Decades after her death, Marilyn Monroe is still breaking records. Not box office records or chart records or cultural popularity records  though she would likely hold those too  but art market records of the most rarefied and staggering kind.

The 1964 Andy Warhol silk-screen portrait of Monroe sold at auction for $195 million, officially making it the highest price ever paid for an American artwork. Ever. In the entire history of American art sales. The number is almost too large to process in the context of a painting  nearly two hundred million dollars for a single image of a woman who has been gone for over sixty years.

The debates resurfacing around this sale are layered and genuinely interesting. Some are asking what it means that an image of Marilyn Monroe  created by Andy Warhol, who himself was exploring themes of commodification and mass production  is now the most commercially valuable American artwork in existence. The irony is almost too neat. An artwork about celebrity as product became the ultimate product.

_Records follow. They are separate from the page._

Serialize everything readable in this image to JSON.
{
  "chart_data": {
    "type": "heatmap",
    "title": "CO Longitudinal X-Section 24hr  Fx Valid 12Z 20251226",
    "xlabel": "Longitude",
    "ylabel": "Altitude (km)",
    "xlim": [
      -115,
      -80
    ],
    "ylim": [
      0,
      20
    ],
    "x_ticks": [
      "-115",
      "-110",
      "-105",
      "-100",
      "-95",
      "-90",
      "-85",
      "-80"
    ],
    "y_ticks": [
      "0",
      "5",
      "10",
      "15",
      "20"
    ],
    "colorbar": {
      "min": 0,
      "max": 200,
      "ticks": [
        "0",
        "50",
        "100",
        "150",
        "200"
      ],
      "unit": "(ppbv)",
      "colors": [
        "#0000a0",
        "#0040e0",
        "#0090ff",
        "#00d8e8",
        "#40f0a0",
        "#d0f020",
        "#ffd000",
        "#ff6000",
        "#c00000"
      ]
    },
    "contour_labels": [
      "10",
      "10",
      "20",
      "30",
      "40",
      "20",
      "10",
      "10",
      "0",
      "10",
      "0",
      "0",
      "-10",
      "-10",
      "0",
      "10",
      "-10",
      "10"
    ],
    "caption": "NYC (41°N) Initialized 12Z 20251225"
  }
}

Others are focused on what the sale price communicates about Monroe’s enduring place in the cultural imagination. She is not simply remembered. She is not simply respected. She is actively, financially valued at a level that exceeds every American artist, every American historical figure, and every American subject that has ever appeared on a canvas or print.

One hundred and ninety-five million dollars. Sixty-plus years after her death. Marilyn Monroe remains, by almost any conceivable measure, priceless.